To find the angle of refraction, we can apply Snell's law, which states that the ratio of the sines of the angles of incidence and refraction is equal to the ratio of the speeds of light in the respective mediums. In this case, the mediums are air and water.
Snell's Law:
n₁sinθ₁ = n₂sinθ₂
Where:
n₁ = refractive index of air = 1 (since air is taken as the reference medium)
n₂ = refractive index of water = 1.33 (approximate value)
θ₁ = angle of incidence = 55° (given)
θ₂ = angle of refraction (to be found)
Rearranging the formula, we have:
sinθ₂ = (n₁ / n₂) * sinθ₁
Substituting the given values, we get:
sinθ₂ = (1 / 1.33) * sin(55°)
Using a scientific calculator, calculate the value of sinθ₂, which is approximately 0.619
θ₂ = sin^−1(0.619)
θ₂ ≈ 38.8°
Therefore, the angle of refraction is approximately 38.8°.
The critical angle is the angle of incidence for which the angle of refraction becomes 90°. This occurs when the light is going from a medium with a higher refractive index to one with a lower refractive index. In this case, the light is going from water (refractive index of 1.33) to air (refractive index of 1).

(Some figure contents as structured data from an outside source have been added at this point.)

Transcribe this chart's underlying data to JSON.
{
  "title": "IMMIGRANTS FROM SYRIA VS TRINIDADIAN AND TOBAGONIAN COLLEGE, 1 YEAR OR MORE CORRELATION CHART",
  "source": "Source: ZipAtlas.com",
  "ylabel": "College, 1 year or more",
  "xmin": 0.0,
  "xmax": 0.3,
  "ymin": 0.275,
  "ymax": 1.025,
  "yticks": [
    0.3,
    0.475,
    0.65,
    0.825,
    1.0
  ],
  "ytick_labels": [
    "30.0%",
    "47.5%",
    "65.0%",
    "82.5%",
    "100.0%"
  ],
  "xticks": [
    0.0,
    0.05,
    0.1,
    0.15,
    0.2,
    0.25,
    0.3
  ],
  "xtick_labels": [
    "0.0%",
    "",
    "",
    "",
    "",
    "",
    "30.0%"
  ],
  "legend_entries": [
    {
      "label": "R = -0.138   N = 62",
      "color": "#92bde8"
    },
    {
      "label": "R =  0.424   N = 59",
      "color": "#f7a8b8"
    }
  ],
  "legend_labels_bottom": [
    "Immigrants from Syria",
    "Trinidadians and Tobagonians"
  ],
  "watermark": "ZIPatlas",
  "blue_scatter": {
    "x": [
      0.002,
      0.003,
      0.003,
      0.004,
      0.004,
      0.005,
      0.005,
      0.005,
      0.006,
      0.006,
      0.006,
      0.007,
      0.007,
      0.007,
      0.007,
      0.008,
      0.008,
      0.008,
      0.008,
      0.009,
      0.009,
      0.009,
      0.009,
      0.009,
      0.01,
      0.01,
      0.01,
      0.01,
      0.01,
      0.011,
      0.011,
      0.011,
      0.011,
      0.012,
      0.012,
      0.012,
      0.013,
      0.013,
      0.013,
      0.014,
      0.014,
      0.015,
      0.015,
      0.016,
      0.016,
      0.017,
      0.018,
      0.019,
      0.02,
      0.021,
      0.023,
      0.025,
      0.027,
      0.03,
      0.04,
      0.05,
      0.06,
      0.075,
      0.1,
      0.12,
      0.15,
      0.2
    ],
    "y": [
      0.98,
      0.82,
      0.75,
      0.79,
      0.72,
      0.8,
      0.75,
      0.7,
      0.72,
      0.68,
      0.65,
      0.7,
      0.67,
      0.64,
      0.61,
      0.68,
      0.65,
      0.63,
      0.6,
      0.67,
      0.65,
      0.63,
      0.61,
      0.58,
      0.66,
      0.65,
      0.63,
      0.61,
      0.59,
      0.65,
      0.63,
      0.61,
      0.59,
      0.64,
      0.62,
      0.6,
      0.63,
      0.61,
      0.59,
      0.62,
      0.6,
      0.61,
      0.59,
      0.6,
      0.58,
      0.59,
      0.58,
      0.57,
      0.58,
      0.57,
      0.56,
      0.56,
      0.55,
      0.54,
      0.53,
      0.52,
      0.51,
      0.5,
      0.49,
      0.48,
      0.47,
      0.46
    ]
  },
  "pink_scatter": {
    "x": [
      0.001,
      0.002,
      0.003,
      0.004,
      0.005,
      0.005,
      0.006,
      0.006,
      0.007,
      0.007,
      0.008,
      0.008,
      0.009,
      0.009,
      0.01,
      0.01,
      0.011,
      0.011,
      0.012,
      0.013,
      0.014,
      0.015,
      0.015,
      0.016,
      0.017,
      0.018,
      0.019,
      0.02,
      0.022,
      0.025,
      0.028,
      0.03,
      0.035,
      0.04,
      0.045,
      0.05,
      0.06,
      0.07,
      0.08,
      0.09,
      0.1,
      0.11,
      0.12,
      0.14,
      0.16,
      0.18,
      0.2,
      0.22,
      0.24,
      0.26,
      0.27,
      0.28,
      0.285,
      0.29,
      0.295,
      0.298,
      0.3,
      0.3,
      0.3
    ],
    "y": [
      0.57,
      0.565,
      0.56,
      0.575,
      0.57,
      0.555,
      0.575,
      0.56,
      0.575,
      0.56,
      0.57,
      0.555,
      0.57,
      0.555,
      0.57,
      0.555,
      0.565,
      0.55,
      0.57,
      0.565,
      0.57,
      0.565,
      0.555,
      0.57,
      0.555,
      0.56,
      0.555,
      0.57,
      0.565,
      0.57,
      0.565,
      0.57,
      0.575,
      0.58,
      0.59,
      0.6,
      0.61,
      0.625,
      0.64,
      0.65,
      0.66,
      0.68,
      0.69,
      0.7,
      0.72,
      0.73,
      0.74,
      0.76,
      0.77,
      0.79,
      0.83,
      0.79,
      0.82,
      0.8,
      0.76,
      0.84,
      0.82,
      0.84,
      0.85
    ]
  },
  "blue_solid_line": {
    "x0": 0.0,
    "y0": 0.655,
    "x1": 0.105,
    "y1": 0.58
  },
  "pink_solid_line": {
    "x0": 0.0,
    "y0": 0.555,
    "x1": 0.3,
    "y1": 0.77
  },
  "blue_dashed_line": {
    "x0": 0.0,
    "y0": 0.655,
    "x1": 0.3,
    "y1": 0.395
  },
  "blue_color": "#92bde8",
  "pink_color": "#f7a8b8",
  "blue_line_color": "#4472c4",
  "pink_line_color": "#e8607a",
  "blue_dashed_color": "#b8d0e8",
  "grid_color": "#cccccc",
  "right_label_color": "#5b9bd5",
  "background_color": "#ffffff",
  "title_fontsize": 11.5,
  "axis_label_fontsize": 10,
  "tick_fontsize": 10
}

To find the critical angle, we can rearrange Snell's law as:
sinθ_c = (n₂ / n₁)
Substituting the values:
sinθ_c = (1.33 / 1)
Now, using a scientific calculator that has an inverse sine (sin^−1) function, find the value of sinθ_c, which is approximately 0.797.
θ_c = sin^−1(0.797)
θ_c ≈ 53.1°
Therefore, the critical angle for water is approximately 53.1°.